The International Monetary Fund (IMF) is ready to resume talks with Egypt over a $4.8 billion loan designed to help rebuild the nation’s struggling economy.
Loan talks first commenced shortly after the ouster of Hosni Mubarak, but have since faced many stumbling blocks. Egypt recently halted negotiations after three Gulf states pledged $12 billion in aid after the army overthrew former president Mohammad Mursi.
Christine Lagarde, managing director of the IMF, told Al Arabiya that the fund is ready and willing to restore talks with the Egyptian authorities.
“The IMF is not only prepared but very keen to engage with the Egyptian authorities, for the benefit and for the good of the Egyptian people,” she said.
Lagarde underlined the importance of economic reform in boosting Egypt's ailing economy.
“I think it will take cooperation, with a focus on the economic reforms that will put the country back on its feet,” she said.
Key to this is Egypt's access to global markets, the reduction of its fiscal deficit, and allocating public spending on essential projects, Lagarde said.
She added that the IMF had undertaken 18 months of “technical” preparations in negotiating the loan before July, when Mursi was overthrown.
Lagarde, speaking to Al Arabiya’s Senior Business News Presenter Lara Habib, also addressed the issue of the U.S. federal government shutdown and credit ceiling.
The IMF chief said that resolving the shutdown was ‘mission critical’ and should be resolved as “quickly as possible” due to its impact on the U.S. and global economy.
However, she added that the IMF would not suggest how the shutdown should be addressed, as the organization does not take a political stance.
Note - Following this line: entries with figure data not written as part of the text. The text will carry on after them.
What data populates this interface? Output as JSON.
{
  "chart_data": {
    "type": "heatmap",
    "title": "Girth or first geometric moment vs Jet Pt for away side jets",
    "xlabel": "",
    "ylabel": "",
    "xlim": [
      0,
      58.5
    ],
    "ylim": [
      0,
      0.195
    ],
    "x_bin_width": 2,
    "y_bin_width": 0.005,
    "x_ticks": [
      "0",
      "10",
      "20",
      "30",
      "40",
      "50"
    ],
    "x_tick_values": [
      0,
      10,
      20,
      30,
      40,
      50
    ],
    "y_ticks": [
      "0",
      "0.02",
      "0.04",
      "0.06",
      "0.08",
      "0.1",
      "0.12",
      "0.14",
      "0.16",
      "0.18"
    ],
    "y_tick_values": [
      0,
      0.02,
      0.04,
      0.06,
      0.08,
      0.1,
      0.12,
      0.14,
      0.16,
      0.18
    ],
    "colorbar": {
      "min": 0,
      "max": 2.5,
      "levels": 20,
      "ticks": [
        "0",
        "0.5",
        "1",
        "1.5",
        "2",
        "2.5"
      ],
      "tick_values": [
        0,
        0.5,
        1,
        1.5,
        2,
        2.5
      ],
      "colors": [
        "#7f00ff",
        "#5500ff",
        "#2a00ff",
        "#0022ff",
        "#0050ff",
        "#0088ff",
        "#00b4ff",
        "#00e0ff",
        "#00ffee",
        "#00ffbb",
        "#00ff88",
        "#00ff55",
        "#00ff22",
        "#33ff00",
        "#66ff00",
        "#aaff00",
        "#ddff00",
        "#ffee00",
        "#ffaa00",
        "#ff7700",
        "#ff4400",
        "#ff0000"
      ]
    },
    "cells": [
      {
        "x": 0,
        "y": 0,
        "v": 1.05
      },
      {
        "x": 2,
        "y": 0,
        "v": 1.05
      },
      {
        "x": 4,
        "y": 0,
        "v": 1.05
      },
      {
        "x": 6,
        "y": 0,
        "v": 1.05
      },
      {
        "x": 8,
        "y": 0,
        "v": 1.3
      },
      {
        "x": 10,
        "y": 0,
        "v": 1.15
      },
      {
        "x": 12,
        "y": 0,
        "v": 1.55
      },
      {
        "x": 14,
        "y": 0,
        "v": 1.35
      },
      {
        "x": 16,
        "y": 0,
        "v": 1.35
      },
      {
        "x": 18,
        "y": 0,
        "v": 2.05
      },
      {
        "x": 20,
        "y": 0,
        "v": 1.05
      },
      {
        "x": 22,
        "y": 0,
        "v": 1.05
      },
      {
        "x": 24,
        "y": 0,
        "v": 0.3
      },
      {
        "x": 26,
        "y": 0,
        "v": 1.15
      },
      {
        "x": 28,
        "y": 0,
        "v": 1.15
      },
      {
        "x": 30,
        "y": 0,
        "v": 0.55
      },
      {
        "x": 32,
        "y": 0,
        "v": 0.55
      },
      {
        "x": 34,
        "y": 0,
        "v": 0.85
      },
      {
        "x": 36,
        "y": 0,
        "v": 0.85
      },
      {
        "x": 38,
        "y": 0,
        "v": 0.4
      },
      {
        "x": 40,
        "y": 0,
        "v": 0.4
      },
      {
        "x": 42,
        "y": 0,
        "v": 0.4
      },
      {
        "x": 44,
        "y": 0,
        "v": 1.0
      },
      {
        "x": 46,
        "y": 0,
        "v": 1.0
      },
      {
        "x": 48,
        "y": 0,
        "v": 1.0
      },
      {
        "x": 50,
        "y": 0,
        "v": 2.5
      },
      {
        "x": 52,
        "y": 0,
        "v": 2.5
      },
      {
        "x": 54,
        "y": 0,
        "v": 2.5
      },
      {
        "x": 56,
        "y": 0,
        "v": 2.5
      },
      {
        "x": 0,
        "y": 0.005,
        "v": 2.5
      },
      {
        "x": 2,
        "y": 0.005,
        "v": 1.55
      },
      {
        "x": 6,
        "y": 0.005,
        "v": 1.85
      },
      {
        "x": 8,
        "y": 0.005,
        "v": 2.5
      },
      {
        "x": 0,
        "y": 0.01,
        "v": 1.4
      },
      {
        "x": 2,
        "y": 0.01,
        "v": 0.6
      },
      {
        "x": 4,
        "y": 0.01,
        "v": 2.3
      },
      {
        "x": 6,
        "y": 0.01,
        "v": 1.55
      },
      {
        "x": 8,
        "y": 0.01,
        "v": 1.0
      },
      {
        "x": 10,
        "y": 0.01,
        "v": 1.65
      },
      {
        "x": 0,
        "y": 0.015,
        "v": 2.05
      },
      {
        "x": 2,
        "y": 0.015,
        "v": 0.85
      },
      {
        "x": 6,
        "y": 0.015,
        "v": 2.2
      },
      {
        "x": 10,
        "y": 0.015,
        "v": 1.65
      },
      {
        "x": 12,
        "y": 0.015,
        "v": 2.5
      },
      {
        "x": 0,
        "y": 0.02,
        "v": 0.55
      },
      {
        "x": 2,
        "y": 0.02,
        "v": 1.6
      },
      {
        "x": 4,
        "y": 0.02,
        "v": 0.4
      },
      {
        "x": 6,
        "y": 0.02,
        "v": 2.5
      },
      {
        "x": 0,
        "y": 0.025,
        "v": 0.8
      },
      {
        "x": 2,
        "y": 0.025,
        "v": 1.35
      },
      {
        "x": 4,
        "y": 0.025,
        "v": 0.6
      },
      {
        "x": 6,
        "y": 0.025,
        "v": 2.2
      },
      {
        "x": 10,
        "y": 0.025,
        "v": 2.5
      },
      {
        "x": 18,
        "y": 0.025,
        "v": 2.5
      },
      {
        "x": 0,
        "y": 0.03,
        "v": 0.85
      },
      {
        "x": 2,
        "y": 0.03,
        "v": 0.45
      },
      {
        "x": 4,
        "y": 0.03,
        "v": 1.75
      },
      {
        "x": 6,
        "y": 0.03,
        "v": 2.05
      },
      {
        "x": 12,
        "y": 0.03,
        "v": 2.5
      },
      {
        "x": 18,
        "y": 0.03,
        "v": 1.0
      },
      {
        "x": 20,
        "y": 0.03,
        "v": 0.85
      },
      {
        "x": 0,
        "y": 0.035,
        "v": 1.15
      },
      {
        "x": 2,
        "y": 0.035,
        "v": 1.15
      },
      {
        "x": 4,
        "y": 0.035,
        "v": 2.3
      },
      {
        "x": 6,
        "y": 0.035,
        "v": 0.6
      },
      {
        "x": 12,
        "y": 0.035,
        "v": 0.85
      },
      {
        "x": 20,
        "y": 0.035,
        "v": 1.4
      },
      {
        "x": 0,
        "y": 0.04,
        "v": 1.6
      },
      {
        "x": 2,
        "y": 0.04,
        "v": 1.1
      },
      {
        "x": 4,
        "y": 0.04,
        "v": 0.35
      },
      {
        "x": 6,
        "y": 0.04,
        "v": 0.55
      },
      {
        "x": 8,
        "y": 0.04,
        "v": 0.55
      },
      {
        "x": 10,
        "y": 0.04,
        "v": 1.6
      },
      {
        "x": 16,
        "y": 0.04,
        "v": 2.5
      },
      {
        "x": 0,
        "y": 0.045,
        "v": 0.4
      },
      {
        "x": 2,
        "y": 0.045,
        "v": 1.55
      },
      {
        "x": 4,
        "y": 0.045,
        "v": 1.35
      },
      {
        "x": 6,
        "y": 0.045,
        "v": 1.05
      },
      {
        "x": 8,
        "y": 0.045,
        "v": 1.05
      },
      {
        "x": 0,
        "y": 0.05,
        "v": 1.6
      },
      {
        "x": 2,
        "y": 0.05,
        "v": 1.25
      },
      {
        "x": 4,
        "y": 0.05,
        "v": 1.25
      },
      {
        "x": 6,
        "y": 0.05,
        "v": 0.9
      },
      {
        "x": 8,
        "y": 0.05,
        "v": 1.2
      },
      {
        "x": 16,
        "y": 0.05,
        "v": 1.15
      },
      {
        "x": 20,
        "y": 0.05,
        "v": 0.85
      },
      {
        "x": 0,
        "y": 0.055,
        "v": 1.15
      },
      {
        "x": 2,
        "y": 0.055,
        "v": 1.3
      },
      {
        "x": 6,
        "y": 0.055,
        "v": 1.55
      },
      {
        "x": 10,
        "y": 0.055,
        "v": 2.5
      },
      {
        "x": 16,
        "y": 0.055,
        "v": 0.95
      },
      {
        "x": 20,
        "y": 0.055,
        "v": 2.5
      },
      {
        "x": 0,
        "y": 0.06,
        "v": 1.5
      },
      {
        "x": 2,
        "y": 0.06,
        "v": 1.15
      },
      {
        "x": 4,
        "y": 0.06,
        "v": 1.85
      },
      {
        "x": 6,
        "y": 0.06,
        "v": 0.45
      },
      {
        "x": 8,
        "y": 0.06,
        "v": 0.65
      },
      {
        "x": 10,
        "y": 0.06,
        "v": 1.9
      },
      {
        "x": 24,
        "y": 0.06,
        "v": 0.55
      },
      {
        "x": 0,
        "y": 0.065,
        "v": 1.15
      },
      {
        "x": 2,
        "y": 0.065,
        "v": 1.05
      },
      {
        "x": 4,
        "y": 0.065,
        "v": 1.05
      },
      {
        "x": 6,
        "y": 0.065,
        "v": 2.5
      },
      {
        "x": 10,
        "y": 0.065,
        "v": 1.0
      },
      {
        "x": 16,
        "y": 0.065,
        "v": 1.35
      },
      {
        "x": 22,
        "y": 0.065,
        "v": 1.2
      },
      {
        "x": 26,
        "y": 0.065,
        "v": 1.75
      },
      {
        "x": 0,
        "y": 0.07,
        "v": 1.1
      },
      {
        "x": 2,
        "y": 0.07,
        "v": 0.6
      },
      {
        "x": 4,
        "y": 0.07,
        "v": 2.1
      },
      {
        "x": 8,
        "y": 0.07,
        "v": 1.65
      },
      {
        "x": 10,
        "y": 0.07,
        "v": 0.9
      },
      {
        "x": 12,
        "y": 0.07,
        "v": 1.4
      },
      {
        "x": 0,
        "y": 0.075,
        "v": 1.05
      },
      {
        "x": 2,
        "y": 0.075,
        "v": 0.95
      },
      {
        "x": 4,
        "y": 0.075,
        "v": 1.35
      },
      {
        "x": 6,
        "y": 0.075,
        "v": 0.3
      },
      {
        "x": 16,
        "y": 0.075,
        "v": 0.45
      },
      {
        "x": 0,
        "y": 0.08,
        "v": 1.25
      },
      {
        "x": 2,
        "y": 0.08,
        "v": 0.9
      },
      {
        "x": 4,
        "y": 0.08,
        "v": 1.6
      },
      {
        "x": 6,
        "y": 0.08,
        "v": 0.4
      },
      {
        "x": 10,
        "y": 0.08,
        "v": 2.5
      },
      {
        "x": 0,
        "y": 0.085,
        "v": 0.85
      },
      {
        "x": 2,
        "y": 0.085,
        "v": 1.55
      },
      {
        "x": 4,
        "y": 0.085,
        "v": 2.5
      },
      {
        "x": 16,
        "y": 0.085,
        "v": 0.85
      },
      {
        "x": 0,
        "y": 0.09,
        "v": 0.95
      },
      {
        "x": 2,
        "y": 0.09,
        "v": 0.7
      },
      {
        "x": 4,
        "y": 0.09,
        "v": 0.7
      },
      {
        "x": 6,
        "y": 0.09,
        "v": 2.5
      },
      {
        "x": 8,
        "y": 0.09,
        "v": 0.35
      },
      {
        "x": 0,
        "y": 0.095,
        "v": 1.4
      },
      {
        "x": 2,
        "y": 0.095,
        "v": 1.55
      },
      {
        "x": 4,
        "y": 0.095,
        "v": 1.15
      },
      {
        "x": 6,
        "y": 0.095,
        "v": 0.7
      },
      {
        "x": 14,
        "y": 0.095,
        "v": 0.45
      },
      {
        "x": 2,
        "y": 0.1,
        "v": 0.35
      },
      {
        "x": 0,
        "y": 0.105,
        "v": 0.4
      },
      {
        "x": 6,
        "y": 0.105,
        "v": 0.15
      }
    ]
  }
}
“The longer it lasts, particularly the issue of [the] debt ceiling, the more serious and the more negative it is going to be,” Lagarde said during the annual meeting of the IMF in Washington.
In addition to the U.S. government shutdown, global economies face several other threats, she added, including the general fiscal situation of the United States, the potentially “dire” consequences of “ill-advised” tapering of unconventional monetary policy, disagreements within the EU and an “unwillingness” for discussions on a proposed European banking union.